Do you feel that it is your duty to be strong, and never let your guard down? Perhaps you think that feelings are a weakness, and you should power through life on your own. You like to keep a safe distance from people, and maybe you feel your role is to be the protector.
In this third blog in my series on the Five Drivers and body language, I will take a look at the driver known as ‘Be Strong’. This is one that might be familiar to a lot of men, because it often goes hand in hand with gender stereotypes in western culture. Many women also relate to this driver of course, and any gender may find that they turn to this set of behaviours as a familiar way of getting through hard times, which can feel very helpful.
However, those of us stuck in letting this behaviour run our lives may struggle to connect with others, and bottle up emotions to the point where it becomes damaging. Depression can often occur as we hide so far into our shell. We don’t know how to talk to anyone about how we feel, and we are scared that if we do, we are being weak.
The Five Drivers
The Five Drivers are beliefs we hold about how we need to be, which influence a lot of our behaviour. By becoming more aware of our main driver, we can choose to make changes. If you haven’t read my previous blogs on the five drivers you can find them here, where I explain a bit more about what they do and why they are important. The five drivers are:
- Be Perfect
- Please People
- Be Strong
- Hurry Up
- Try Hard
The Body Language of Being Strong
The great thing is that we can use body language to determine which of the drivers we are being led by. This can help us to identify patterns that we haven’t properly understood, and so make meaningful changes in our lives. So what are the signals for ‘Be Strong?’
- Distancing. You might actually keep distant from people, such as avoiding physical touch. Often you can also hear this in your own words, where you distance yourself from your feelings. You might say “People do enjoy this”, instead of “I’m happy”. Perhaps you blame others by saying “You always make me angry” instead of “I am feeling upset about what happened”. Or speak very generally, saying “These situations can be very difficult”, instead of “I am finding this hard”.
- Closed posture. You often cross your arms in front of you, folding your arms as a barrier. You might cross your legs, or rest one ankle over the opposite knee, creating a square kind of visual. There is a general sense of being immobile and inflexible.
- Few Facial Expressions. Your facial expressions are often also few and far between, so your face appears less mobile. Again, this is conveying a lack of emotion, and an impression of being solid and fixed.
Permission to Feel
Once you have identified your body language you can use it to transform your reliance on Being Strong. Perhaps you have realised that you would like to open up a bit more? It can be so exhausting to have to feel that you must carry everything and everyone all the time, and often, your friends and family would really prefer that you didn’t!

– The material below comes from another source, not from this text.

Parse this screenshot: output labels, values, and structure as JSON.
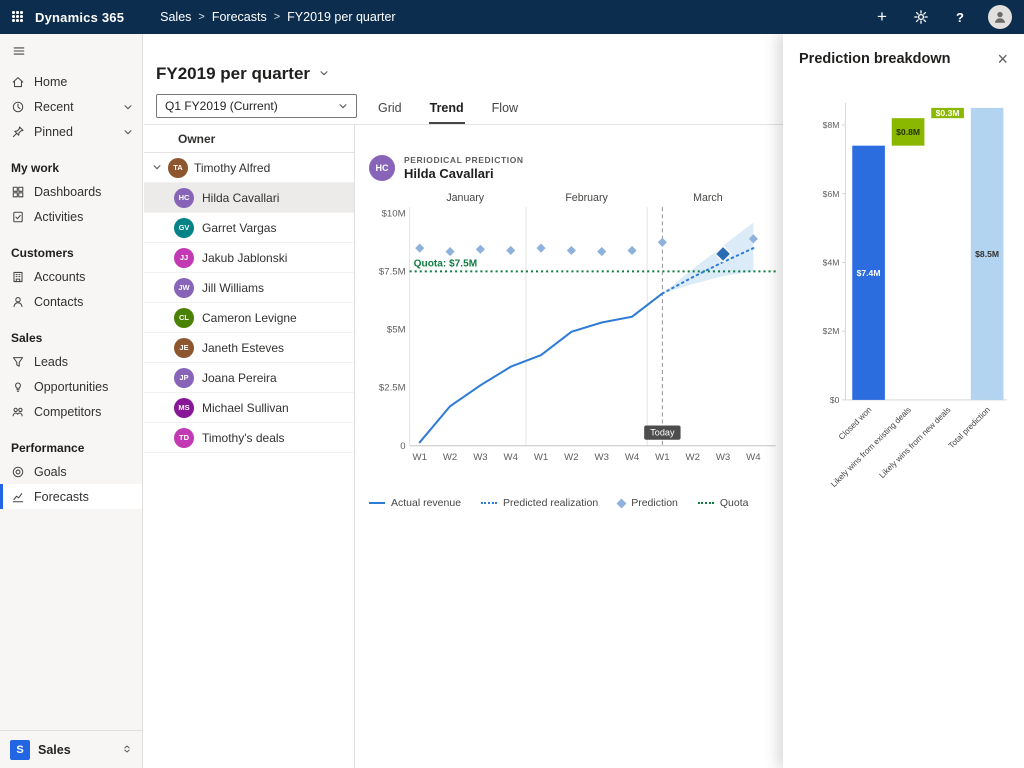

When you keep your feelings at a distance you can become depressed and feel very lost. Learning to be more in touch with what you feel can sound terrifying, and even alien, but every human being has the same needs at their core, and you deserve to have your feelings heard as much as anyone. The world will not collapse if you begin to speak your needs. In fact, it will be grateful, and you will see others around you begin to welcome the chance to change as well.
It can be difficult to make changes on your own. Counselling is a supportive environment to look at what is going on for you and help you make changes for the future. Your counsellor can help you to identify why you might be driven by certain beliefs, and once you recognise them you can find ways together to move forward.